MouseLand / Kilosort

Fast spike sorting with drift correction

https://kilosort.readthedocs.io/en/latest/

GNU General Public License v3.0

488 stars 247 forks source link

Fixed bug where cuda reserved memory climbs throughout process while allocated memory stays low #758

Closed Lathomas42 closed 3 months ago

Lathomas42 commented 3 months ago

This seems to be a bug in torch, however it appears that when reference some fragment of large torch arrays, even when the variable goes out of scope (Xg in cluster), if a portion of it is copied / referenced, the whole array will remain in memory, as reserved memory. You can force torch to release this memory by calling empty_cache. I am not sure if this is specific to my setup, however my system specs are:

GPU: 1080 Ti u OS: ubuntu 20.04 Cuda: 11.8 Torch: 2.3.1+cu118 Kilosort: 0.1.dev1248+gc664741

The impact of this change is easily viewable by adding after the cluster call.
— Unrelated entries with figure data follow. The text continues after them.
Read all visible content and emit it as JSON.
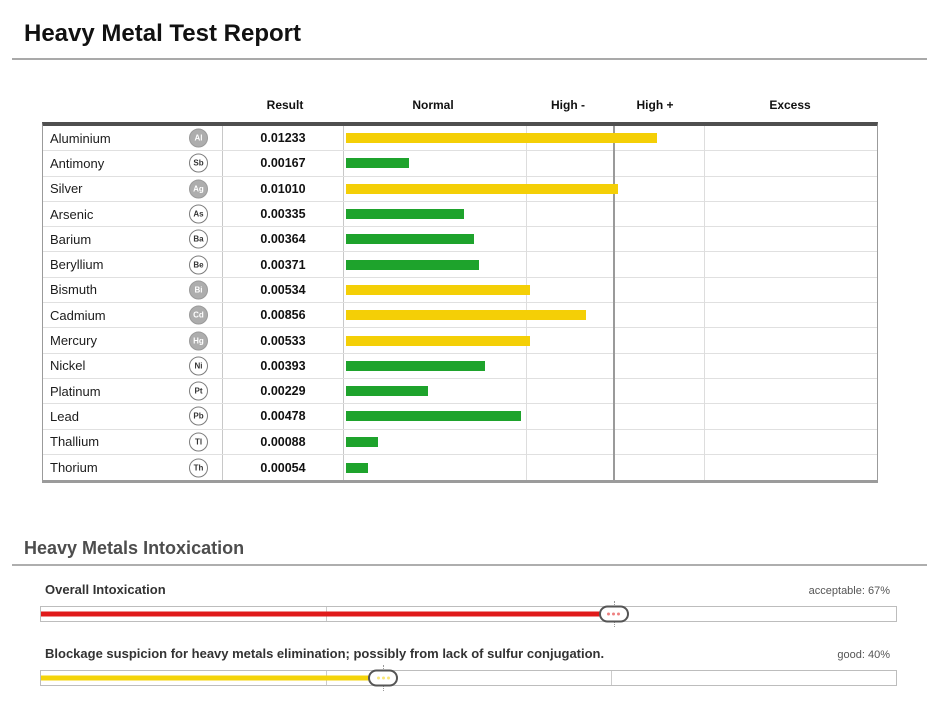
{
  "page": {
    "title": "Heavy Metal Test Report"
  },
  "report_table": {
    "headers": [
      "Result",
      "Normal",
      "High -",
      "High +",
      "Excess"
    ],
    "rows": [
      {
        "name": "Aluminium",
        "symbol": "Al",
        "result": "0.01233",
        "level": "high",
        "bar_pct": 58.4
      },
      {
        "name": "Antimony",
        "symbol": "Sb",
        "result": "0.00167",
        "level": "normal",
        "bar_pct": 11.9
      },
      {
        "name": "Silver",
        "symbol": "Ag",
        "result": "0.01010",
        "level": "high",
        "bar_pct": 51.0
      },
      {
        "name": "Arsenic",
        "symbol": "As",
        "result": "0.00335",
        "level": "normal",
        "bar_pct": 22.2
      },
      {
        "name": "Barium",
        "symbol": "Ba",
        "result": "0.00364",
        "level": "normal",
        "bar_pct": 24.1
      },
      {
        "name": "Beryllium",
        "symbol": "Be",
        "result": "0.00371",
        "level": "normal",
        "bar_pct": 25.0
      },
      {
        "name": "Bismuth",
        "symbol": "Bi",
        "result": "0.00534",
        "level": "high",
        "bar_pct": 34.5
      },
      {
        "name": "Cadmium",
        "symbol": "Cd",
        "result": "0.00856",
        "level": "high",
        "bar_pct": 45.0
      },
      {
        "name": "Mercury",
        "symbol": "Hg",
        "result": "0.00533",
        "level": "high",
        "bar_pct": 34.5
      },
      {
        "name": "Nickel",
        "symbol": "Ni",
        "result": "0.00393",
        "level": "normal",
        "bar_pct": 26.0
      },
      {
        "name": "Platinum",
        "symbol": "Pt",
        "result": "0.00229",
        "level": "normal",
        "bar_pct": 15.4
      },
      {
        "name": "Lead",
        "symbol": "Pb",
        "result": "0.00478",
        "level": "normal",
        "bar_pct": 32.8
      },
      {
        "name": "Thallium",
        "symbol": "Tl",
        "result": "0.00088",
        "level": "normal",
        "bar_pct": 6.0
      },
      {
        "name": "Thorium",
        "symbol": "Th",
        "result": "0.00054",
        "level": "normal",
        "bar_pct": 4.1
      }
    ]
  },
  "colors": {
    "bar_high": "#F4CF06",
    "bar_normal": "#1EA32C",
    "slider_red": "#E01A1A",
    "slider_yellow": "#F4D40A"
  },
  "intoxication": {
    "section_title": "Heavy Metals Intoxication",
    "sliders": [
      {
        "label": "Overall Intoxication",
        "status": "acceptable: 67%",
        "value_pct": 67,
        "color": "#E01A1A"
      },
      {
        "label": "Blockage suspicion for heavy metals elimination; possibly from lack of sulfur conjugation.",
        "status": "good: 40%",
        "value_pct": 40,
        "color": "#F4D40A"
      }
    ]
  },
  "chart_data": {
    "type": "bar",
    "orientation": "horizontal",
    "title": "Heavy Metal Test Report",
    "categories": [
      "Aluminium",
      "Antimony",
      "Silver",
      "Arsenic",
      "Barium",
      "Beryllium",
      "Bismuth",
      "Cadmium",
      "Mercury",
      "Nickel",
      "Platinum",
      "Lead",
      "Thallium",
      "Thorium"
    ],
    "values": [
      0.01233,
      0.00167,
      0.0101,
      0.00335,
      0.00364,
      0.00371,
      0.00534,
      0.00856,
      0.00533,
      0.00393,
      0.00229,
      0.00478,
      0.00088,
      0.00054
    ],
    "bar_colors": [
      "yellow",
      "green",
      "yellow",
      "green",
      "green",
      "green",
      "yellow",
      "yellow",
      "yellow",
      "green",
      "green",
      "green",
      "green",
      "green"
    ],
    "zones": {
      "labels": [
        "Normal",
        "High -",
        "High +",
        "Excess"
      ],
      "boundaries_pct": [
        0,
        34.1,
        50.5,
        67.4,
        100
      ]
    },
    "legend_position": "none",
    "grid": true
  }
}
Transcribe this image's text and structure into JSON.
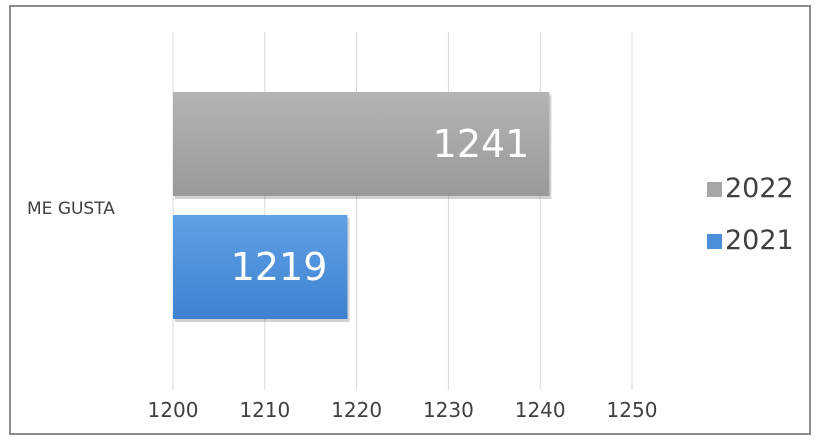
{
  "chart_data": {
    "type": "bar",
    "orientation": "horizontal",
    "categories": [
      "ME GUSTA"
    ],
    "series": [
      {
        "name": "2022",
        "values": [
          1241
        ],
        "color": "#a6a6a6"
      },
      {
        "name": "2021",
        "values": [
          1219
        ],
        "color": "#4a8fd8"
      }
    ],
    "xticks": [
      1200,
      1210,
      1220,
      1230,
      1240,
      1250
    ],
    "xlim": [
      1200,
      1250
    ],
    "title": "",
    "xlabel": "",
    "ylabel": "",
    "grid": "vertical",
    "legend": "right",
    "data_labels": true
  }
}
torch.cuda.reset_peak_memory_stats(device=device)
print(torch.cuda.memory_reserved(device=device))
# or print(torch.cuda.memory_summary())

I think this is related to bugs:

746

670

743

After this change I can sort a file that would fail 100% of the time without this change. when reverting it fails again. My GPU memory consumption actually is drastically lower using this change.

jacobpennington commented 3 months ago

@Lathomas42 Are you able to share the data you're seeing this issue with? Also, can you please share the error message you're getting without making that change?

I want to look into this more before making that change, because that is not how reserved memory works. Clearing the reserved cache on each iteration can slow down clustering substantially, because it forces pytorch to request new memory each time to allocate the new tensors, whereas reserved memory is already available for allocating new tensors. It does not mean that a tensor is still occupying that memory. Most likely this is instead pointing to a memory fragmentation issue that might be fixable without a performance hit.

Lathomas42 commented 3 months ago

@jacobpennington Sounds good, I figured this is the case, it only slowed down my clustering by a small percent. However I totally understand your desire to fix it, I spent a long time trying to track down exactly where this issue comes from using torch's memory profiling tools, and have no idea. I was more or less putting this here just so people who have these bugs can add these lines of code and get their data sorted. I know this held me up for a week or so, not being able to sort this file.

My error message is the same as #746 usually crashes on some line in cluster function, such as vexp = 2 * Xg @ Xc.T - (Xc**2).sum(1).

jacobpennington commented 3 months ago

I'm going to close this because I've added the change as an optional feature with v4.0.15 (using the clear_cache argument in run_kilosort or through the GUI). I will continue looking into where the memory fragmentation could be coming from, but that should address the issue in the meantime.